Segundo a advogada da vítima Eloisa Samy Santiago, o titular da
Delegacia de Repressão aos Crimes de Informática (DRCI) questionou se a
jovem, de 16 anos, tinha por hábito fazer sexo em grupo. Para os
criminalistas, essa postura tende a transferir a culpa para a vítima.
—
Uma das principais queixas das vítimas de violência sexual é justamente
essa falta de acolhimento por parte da polícia, que tende a tratar a
pessoa agredida como uma suspeita — apontou Luciana Boiteux, professora
de Direito Penal da Universidade Federal do Rio de Janeiro (UFRJ).
Após
encerrar o depoimento da vítima antes do fim, a advogada Eloisa pediu a
saída de Alessandro do caso. Na sexta-feira, Thiers chegou a falar, em
coletiva, que ainda estava “investigando se houve consentimento dela, se
ela estava dopada e se realmente os fatos aconteceram”.
— Quando
você tem o próprio delegado criminalizando a vítima, você entende por
que tantas mulheres deixam de levar ao conhecimento das autoridades as
denúncias sobre abuso sexual e violência — disse Eloisa.
Em nota, a
Polícia Civil afirmou que a investigação é conduzida de “forma técnica e
imparcial”, mesmo argumento usado por Thiers ao jornal “O Globo”:
—
A investigação é técnica. Tudo o que está sendo levantado tem
coerência. Estamos buscando informações. Todos os fatos estão sendo
investigados. O que ainda não foi passado até agora é porque ainda não
há conclusão — disse Thiers.
O professor de Direito Penal da Universidade Cândido Mendes Rafael Faria, porém, aponta que o vídeo prova o estupro.
—
Fazer sexo é saudável, e se é com uma pessoa ou grupal não compete a
ninguém. O problema é ser feito sem consentimento. (Pelo vídeo) Ela não
tinha capacidade de dizer sim ou não à prática sexual, seja por uma
embriaguez, uma dopagem ou um remédio dado pelo grupo. Logo, ela foi
estuprada e teve sua vulnerabilidade atingida.
Para Luciana
Boiteux, a versão de que a vítima teria concordado com o sexo grupal
anteriormente não se sustenta e nem inviabiliza a acusação de estupro.
—
O fato de ela estar desacordada já configura estupro, independentemente
de qualquer questão que tenha acontecido antes. Mas eu insisto que,
para mim, isso é uma grande mentira contada em defesa dos acusados. E
uma mentira típica de uma sociedade machista, prática comum nesses
processos de crimes sexuais.
Presidente da Comissão de Segurança
Pública e Assuntos de Polícia da Assembleia Legislativa do Rio de
Janeiro (Alerj), a deputada estadual Martha Rocha (PDT) também criticou a
indefinição de Thiers sobre o caso. Ela disse que as declarações sobre
ainda não ser possível dizer se houve consentimento é uma das razões
para mulheres deixarem de denunciar casos de abuso sexual e violência.
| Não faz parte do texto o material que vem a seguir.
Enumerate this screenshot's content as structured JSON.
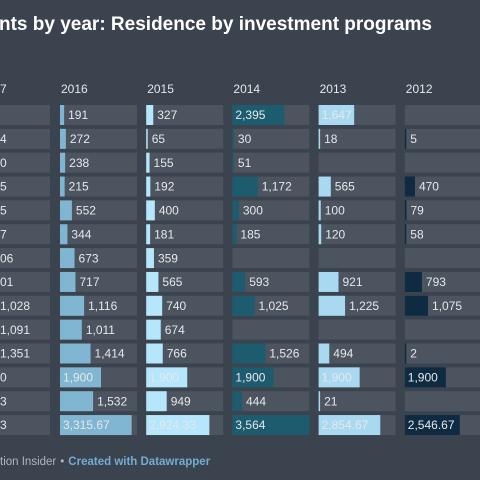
{
  "title": "nts by year: Residence by investment programs",
  "partial_column": {
    "header": "7",
    "labels": [
      null,
      "4",
      "0",
      "5",
      "5",
      "7",
      "06",
      "01",
      "1,028",
      "1,091",
      "1,351",
      "0",
      "3",
      "3"
    ]
  },
  "columns": [
    {
      "header": "2016",
      "color": "#80b6d1",
      "values": [
        191,
        272,
        238,
        215,
        552,
        344,
        673,
        717,
        1116,
        1011,
        1414,
        1900,
        1532,
        3315.67
      ],
      "value_labels": [
        "191",
        "272",
        "238",
        "215",
        "552",
        "344",
        "673",
        "717",
        "1,116",
        "1,011",
        "1,414",
        "1,900",
        "1,532",
        "3,315.67"
      ]
    },
    {
      "header": "2015",
      "color": "#b5e6fb",
      "values": [
        327,
        65,
        155,
        192,
        400,
        181,
        359,
        565,
        740,
        674,
        766,
        1900,
        949,
        2924.33
      ],
      "value_labels": [
        "327",
        "65",
        "155",
        "192",
        "400",
        "181",
        "359",
        "565",
        "740",
        "674",
        "766",
        "1,900",
        "949",
        "2,924.33"
      ]
    },
    {
      "header": "2014",
      "color": "#1d5b6f",
      "values": [
        2395,
        30,
        51,
        1172,
        300,
        185,
        null,
        593,
        1025,
        null,
        1526,
        1900,
        444,
        3564
      ],
      "value_labels": [
        "2,395",
        "30",
        "51",
        "1,172",
        "300",
        "185",
        null,
        "593",
        "1,025",
        null,
        "1,526",
        "1,900",
        "444",
        "3,564"
      ]
    },
    {
      "header": "2013",
      "color": "#a9d9f1",
      "values": [
        1647,
        18,
        null,
        565,
        100,
        120,
        null,
        921,
        1225,
        null,
        494,
        1900,
        21,
        2854.67
      ],
      "value_labels": [
        "1,647",
        "18",
        null,
        "565",
        "100",
        "120",
        null,
        "921",
        "1,225",
        null,
        "494",
        "1,900",
        "21",
        "2,854.67"
      ]
    },
    {
      "header": "2012",
      "color": "#0e2b42",
      "values": [
        null,
        5,
        null,
        470,
        79,
        58,
        null,
        793,
        1075,
        null,
        2,
        1900,
        null,
        2546.67
      ],
      "value_labels": [
        null,
        "5",
        null,
        "470",
        "79",
        "58",
        null,
        "793",
        "1,075",
        null,
        "2",
        "1,900",
        null,
        "2,546.67"
      ]
    }
  ],
  "source": "tion Insider",
  "separator": "•",
  "credit": "Created with Datawrapper"
}
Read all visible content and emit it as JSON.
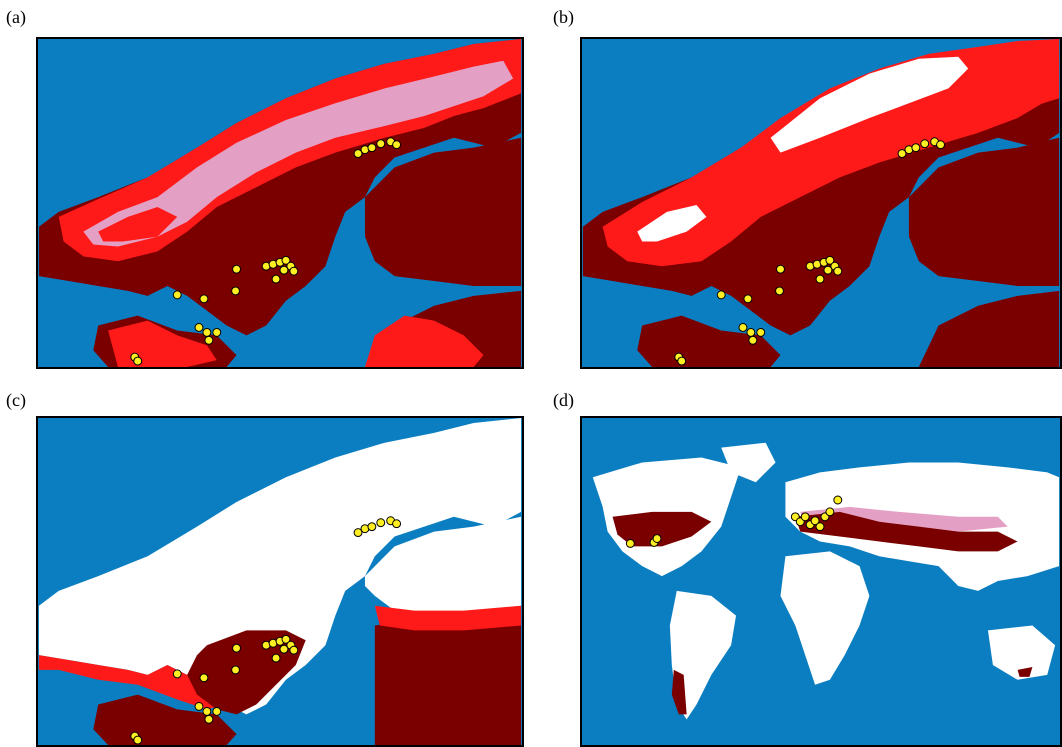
{
  "panels": [
    {
      "label": "(a)",
      "colors": {
        "land": "#7a0000",
        "suitable": "#ff1a1a",
        "pink": "#e4a0c4",
        "unsuitable": "#ffffff"
      }
    },
    {
      "label": "(b)"
    },
    {
      "label": "(c)"
    },
    {
      "label": "(d)"
    }
  ],
  "colors": {
    "sea": "#0b7ec1",
    "high_suitability": "#7a0000",
    "medium_suitability": "#ff1a1a",
    "low_suitability": "#e8a6cc",
    "not_suitable": "#ffffff",
    "occurrence_point": "#ffee22"
  },
  "legend_icon": "occurrence-point-marker"
}
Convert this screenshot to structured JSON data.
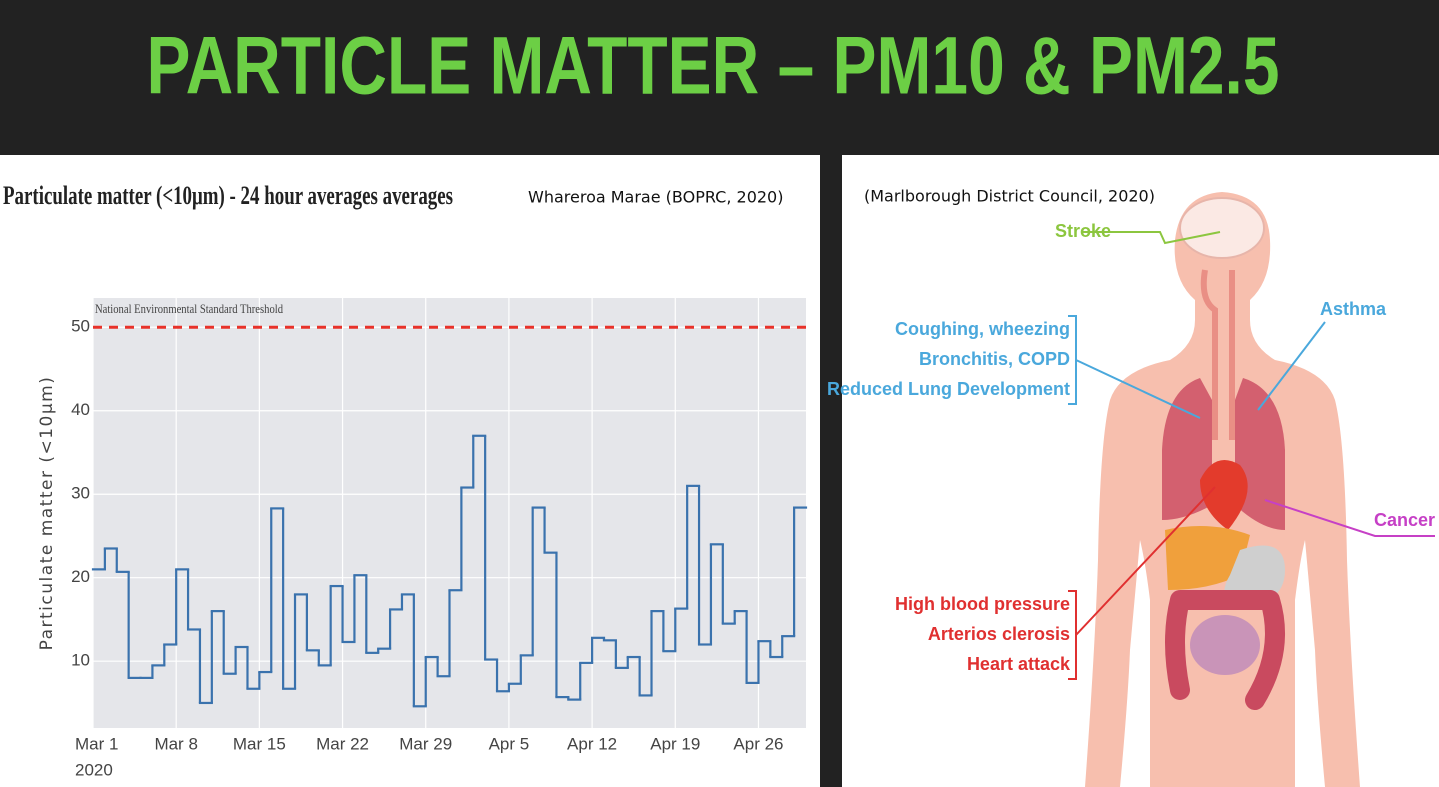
{
  "slide_title": "PARTICLE MATTER – PM10 & PM2.5",
  "chart_data": {
    "type": "step",
    "title": "Particulate matter (<10μm) - 24 hour averages averages",
    "source": "Whareroa Marae (BOPRC, 2020)",
    "y_label": "Particulate matter (<10μm)",
    "x": [
      "2020-03-01",
      "2020-03-02",
      "2020-03-03",
      "2020-03-04",
      "2020-03-05",
      "2020-03-06",
      "2020-03-07",
      "2020-03-08",
      "2020-03-09",
      "2020-03-10",
      "2020-03-11",
      "2020-03-12",
      "2020-03-13",
      "2020-03-14",
      "2020-03-15",
      "2020-03-16",
      "2020-03-17",
      "2020-03-18",
      "2020-03-19",
      "2020-03-20",
      "2020-03-21",
      "2020-03-22",
      "2020-03-23",
      "2020-03-24",
      "2020-03-25",
      "2020-03-26",
      "2020-03-27",
      "2020-03-28",
      "2020-03-29",
      "2020-03-30",
      "2020-03-31",
      "2020-04-01",
      "2020-04-02",
      "2020-04-03",
      "2020-04-04",
      "2020-04-05",
      "2020-04-06",
      "2020-04-07",
      "2020-04-08",
      "2020-04-09",
      "2020-04-10",
      "2020-04-11",
      "2020-04-12",
      "2020-04-13",
      "2020-04-14",
      "2020-04-15",
      "2020-04-16",
      "2020-04-17",
      "2020-04-18",
      "2020-04-19",
      "2020-04-20",
      "2020-04-21",
      "2020-04-22",
      "2020-04-23",
      "2020-04-24",
      "2020-04-25",
      "2020-04-26",
      "2020-04-27",
      "2020-04-28",
      "2020-04-29"
    ],
    "values": [
      21,
      23.5,
      20.7,
      8,
      8,
      9.5,
      12,
      21,
      13.8,
      5,
      16,
      8.5,
      11.7,
      6.7,
      8.7,
      28.3,
      6.7,
      18,
      11.3,
      9.5,
      19,
      12.3,
      20.3,
      11,
      11.5,
      16.2,
      18,
      4.6,
      10.5,
      8.2,
      18.5,
      30.8,
      37,
      10.2,
      6.4,
      7.3,
      10.7,
      28.4,
      23,
      5.7,
      5.4,
      9.8,
      12.8,
      12.5,
      9.2,
      10.5,
      5.9,
      16,
      11.2,
      16.3,
      31,
      12,
      24,
      14.5,
      16,
      7.4,
      12.4,
      10.5,
      13,
      28.4
    ],
    "color": "#3a72ad",
    "xlim": [
      "2020-03-01",
      "2020-04-30"
    ],
    "xticks": [
      {
        "value": "2020-03-01",
        "label": "Mar 1"
      },
      {
        "value": "2020-03-08",
        "label": "Mar 8"
      },
      {
        "value": "2020-03-15",
        "label": "Mar 15"
      },
      {
        "value": "2020-03-22",
        "label": "Mar 22"
      },
      {
        "value": "2020-03-29",
        "label": "Mar 29"
      },
      {
        "value": "2020-04-05",
        "label": "Apr 5"
      },
      {
        "value": "2020-04-12",
        "label": "Apr 12"
      },
      {
        "value": "2020-04-19",
        "label": "Apr 19"
      },
      {
        "value": "2020-04-26",
        "label": "Apr 26"
      }
    ],
    "xtick_year": "2020",
    "ylim": [
      2,
      53.5
    ],
    "yticks": [
      10,
      20,
      30,
      40,
      50
    ],
    "grid": true,
    "threshold": {
      "value": 50,
      "label": "National Environmental Standard Threshold",
      "color": "#e8322a"
    }
  },
  "diagram": {
    "source": "(Marlborough District Council, 2020)",
    "stroke": "Stroke",
    "asthma": "Asthma",
    "respiratory": [
      "Coughing, wheezing",
      "Bronchitis, COPD",
      "Reduced Lung Development"
    ],
    "cancer": "Cancer",
    "cardiovascular": [
      "High blood pressure",
      "Arterios clerosis",
      "Heart attack"
    ]
  }
}
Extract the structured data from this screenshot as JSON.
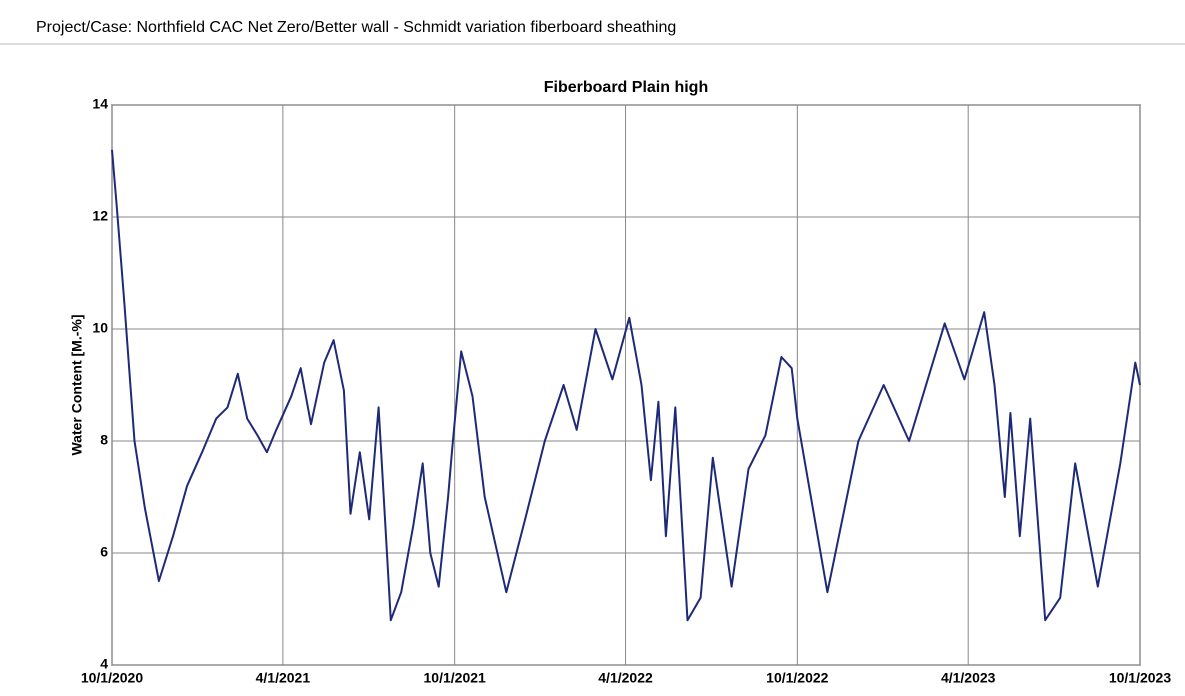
{
  "header": {
    "project": "Project/Case:  Northfield CAC Net Zero/Better wall - Schmidt variation fiberboard sheathing"
  },
  "chart_data": {
    "type": "line",
    "title": "Fiberboard Plain high",
    "y_label": "Water Content [M.-%]",
    "grid": true,
    "xlim": [
      "2020-10-01",
      "2023-10-01"
    ],
    "xticks": [
      {
        "value": "2020-10-01",
        "label": "10/1/2020"
      },
      {
        "value": "2021-04-01",
        "label": "4/1/2021"
      },
      {
        "value": "2021-10-01",
        "label": "10/1/2021"
      },
      {
        "value": "2022-04-01",
        "label": "4/1/2022"
      },
      {
        "value": "2022-10-01",
        "label": "10/1/2022"
      },
      {
        "value": "2023-04-01",
        "label": "4/1/2023"
      },
      {
        "value": "2023-10-01",
        "label": "10/1/2023"
      }
    ],
    "ylim": [
      4,
      14
    ],
    "yticks": [
      4,
      6,
      8,
      10,
      12,
      14
    ],
    "x": [
      "2020-10-01",
      "2020-10-06",
      "2020-10-14",
      "2020-10-25",
      "2020-11-05",
      "2020-11-20",
      "2020-12-05",
      "2020-12-20",
      "2021-01-05",
      "2021-01-20",
      "2021-02-01",
      "2021-02-12",
      "2021-02-22",
      "2021-03-05",
      "2021-03-15",
      "2021-03-25",
      "2021-04-10",
      "2021-04-20",
      "2021-05-01",
      "2021-05-15",
      "2021-05-25",
      "2021-06-05",
      "2021-06-12",
      "2021-06-22",
      "2021-07-02",
      "2021-07-12",
      "2021-07-25",
      "2021-08-05",
      "2021-08-18",
      "2021-08-28",
      "2021-09-05",
      "2021-09-14",
      "2021-09-24",
      "2021-09-28",
      "2021-10-08",
      "2021-10-20",
      "2021-11-02",
      "2021-11-25",
      "2021-12-15",
      "2022-01-05",
      "2022-01-25",
      "2022-02-08",
      "2022-02-28",
      "2022-03-18",
      "2022-04-05",
      "2022-04-18",
      "2022-04-28",
      "2022-05-06",
      "2022-05-14",
      "2022-05-24",
      "2022-06-06",
      "2022-06-20",
      "2022-07-03",
      "2022-07-23",
      "2022-08-10",
      "2022-08-28",
      "2022-09-14",
      "2022-09-25",
      "2022-10-01",
      "2022-11-02",
      "2022-12-05",
      "2023-01-01",
      "2023-01-28",
      "2023-03-07",
      "2023-03-28",
      "2023-04-18",
      "2023-04-29",
      "2023-05-10",
      "2023-05-16",
      "2023-05-26",
      "2023-06-06",
      "2023-06-22",
      "2023-07-08",
      "2023-07-24",
      "2023-08-17",
      "2023-09-10",
      "2023-09-26",
      "2023-10-01"
    ],
    "series": [
      {
        "name": "Water Content",
        "color": "#1e2a78",
        "values": [
          13.2,
          12.2,
          10.5,
          8.0,
          6.8,
          5.5,
          6.3,
          7.2,
          7.8,
          8.4,
          8.6,
          9.2,
          8.4,
          8.1,
          7.8,
          8.2,
          8.8,
          9.3,
          8.3,
          9.4,
          9.8,
          8.9,
          6.7,
          7.8,
          6.6,
          8.6,
          4.8,
          5.3,
          6.5,
          7.6,
          6.0,
          5.4,
          7.0,
          7.8,
          9.6,
          8.8,
          7.0,
          5.3,
          6.6,
          8.0,
          9.0,
          8.2,
          10.0,
          9.1,
          10.2,
          9.0,
          7.3,
          8.7,
          6.3,
          8.6,
          4.8,
          5.2,
          7.7,
          5.4,
          7.5,
          8.1,
          9.5,
          9.3,
          8.4,
          5.3,
          8.0,
          9.0,
          8.0,
          10.1,
          9.1,
          10.3,
          9.0,
          7.0,
          8.5,
          6.3,
          8.4,
          4.8,
          5.2,
          7.6,
          5.4,
          7.6,
          9.4,
          9.0
        ]
      }
    ]
  }
}
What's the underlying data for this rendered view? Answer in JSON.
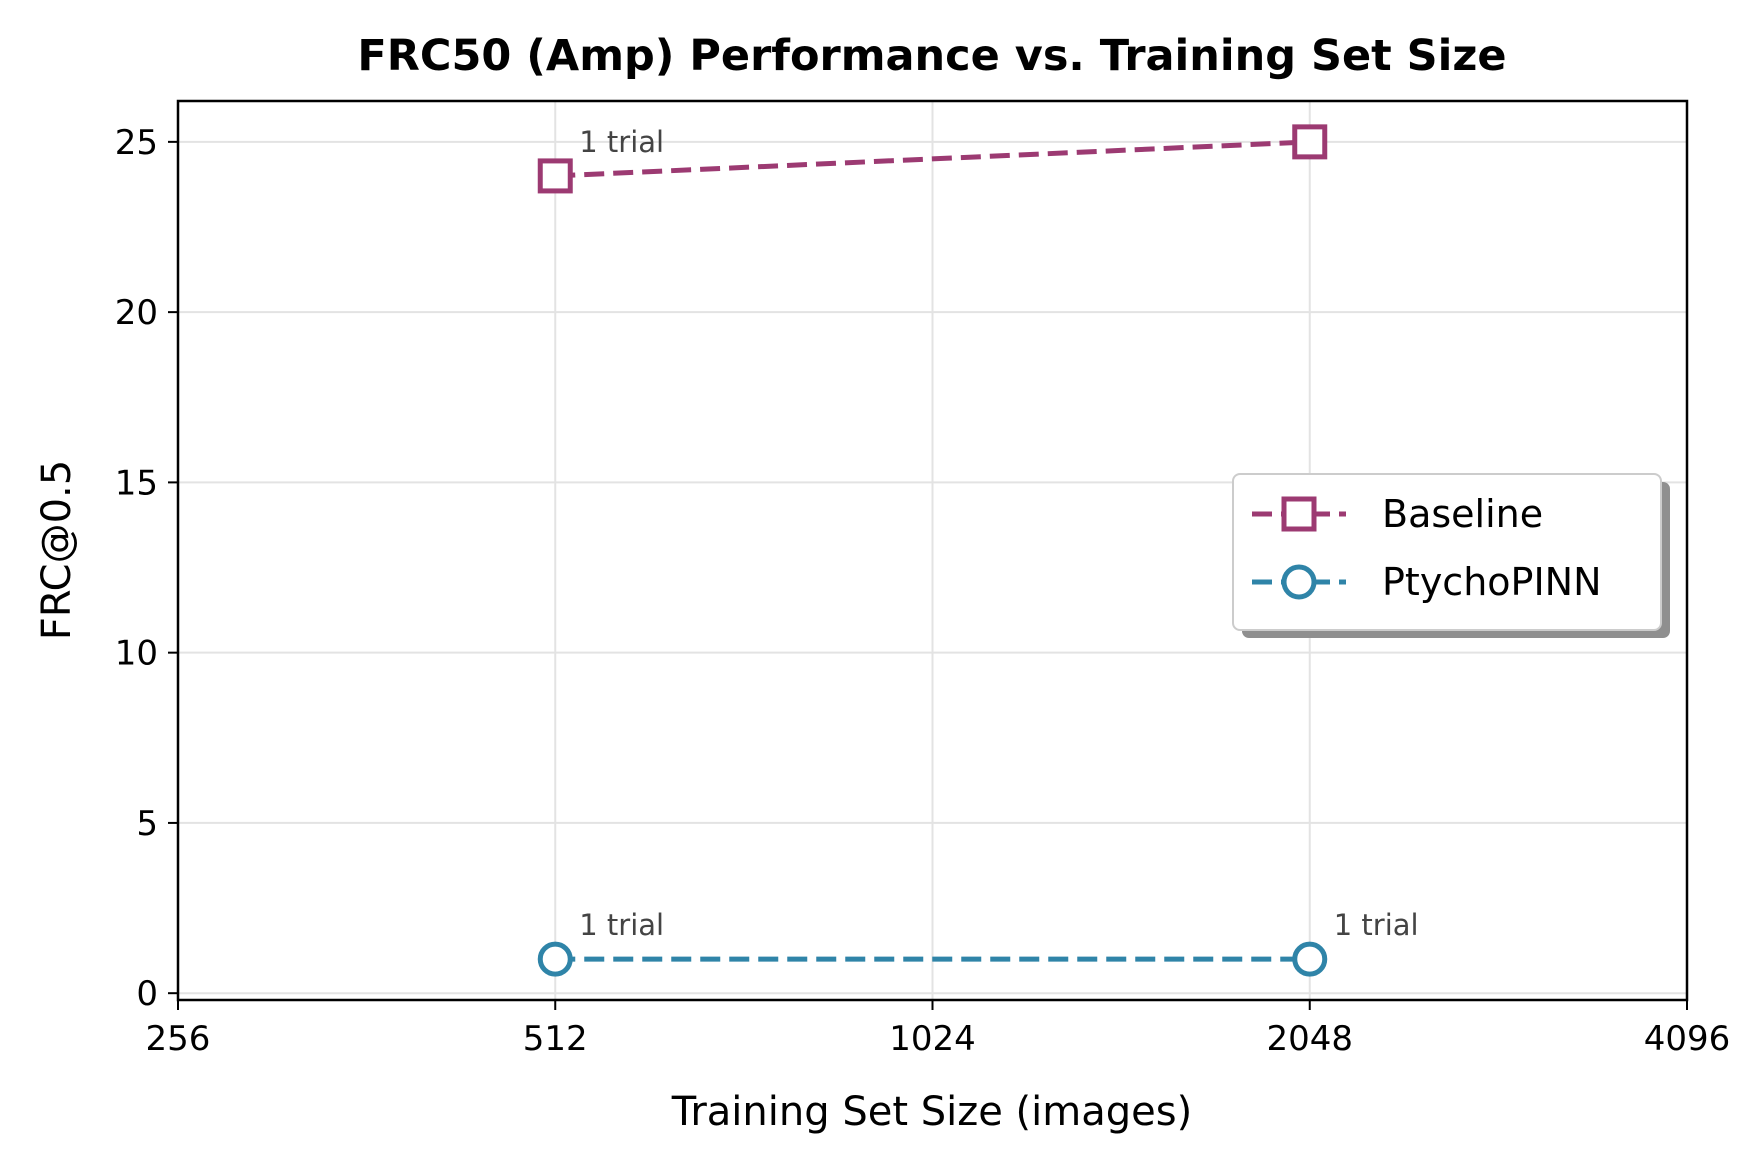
{
  "colors": {
    "baseline": "#9c3a72",
    "ptychopinn": "#2f84a8"
  },
  "chart_data": {
    "type": "line",
    "title": "FRC50 (Amp) Performance vs. Training Set Size",
    "xlabel": "Training Set Size (images)",
    "ylabel": "FRC@0.5",
    "x_scale": "log2",
    "xlim": [
      256,
      4096
    ],
    "ylim": [
      -0.2,
      26.2
    ],
    "x_ticks": [
      256,
      512,
      1024,
      2048,
      4096
    ],
    "x_tick_labels": [
      "256",
      "512",
      "1024",
      "2048",
      "4096"
    ],
    "y_ticks": [
      0,
      5,
      10,
      15,
      20,
      25
    ],
    "y_tick_labels": [
      "0",
      "5",
      "10",
      "15",
      "20",
      "25"
    ],
    "grid": true,
    "legend_position": "center-right",
    "series": [
      {
        "name": "Baseline",
        "marker": "square",
        "line_style": "dashed",
        "color_key": "baseline",
        "x": [
          512,
          2048
        ],
        "y": [
          24,
          25
        ]
      },
      {
        "name": "PtychoPINN",
        "marker": "circle",
        "line_style": "dashed",
        "color_key": "ptychopinn",
        "x": [
          512,
          2048
        ],
        "y": [
          1,
          1
        ]
      }
    ],
    "annotations": [
      {
        "text": "1 trial",
        "x": 512,
        "y": 24
      },
      {
        "text": "1 trial",
        "x": 512,
        "y": 1
      },
      {
        "text": "1 trial",
        "x": 2048,
        "y": 1
      }
    ]
  }
}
Participação da Deam é pedida
Na
mesma nota, a deputada Matha Rocha lamentou que a investigação não
conte com a participação da Delegacia Especializada no Atendimento à
Mulher (Deam). A professora Luciana concorda que seria a melhor medida:
—
A vítima merece todo respeito, cuidado, apoio, especialmente nesse
caso, que foi um trauma muito grande. Tem que ser protegida. Eu acho,
inclusive, que esse caso deveria ir para a Delegacia da Mulher, que é
onde há maiores condições de assistência — defendeu.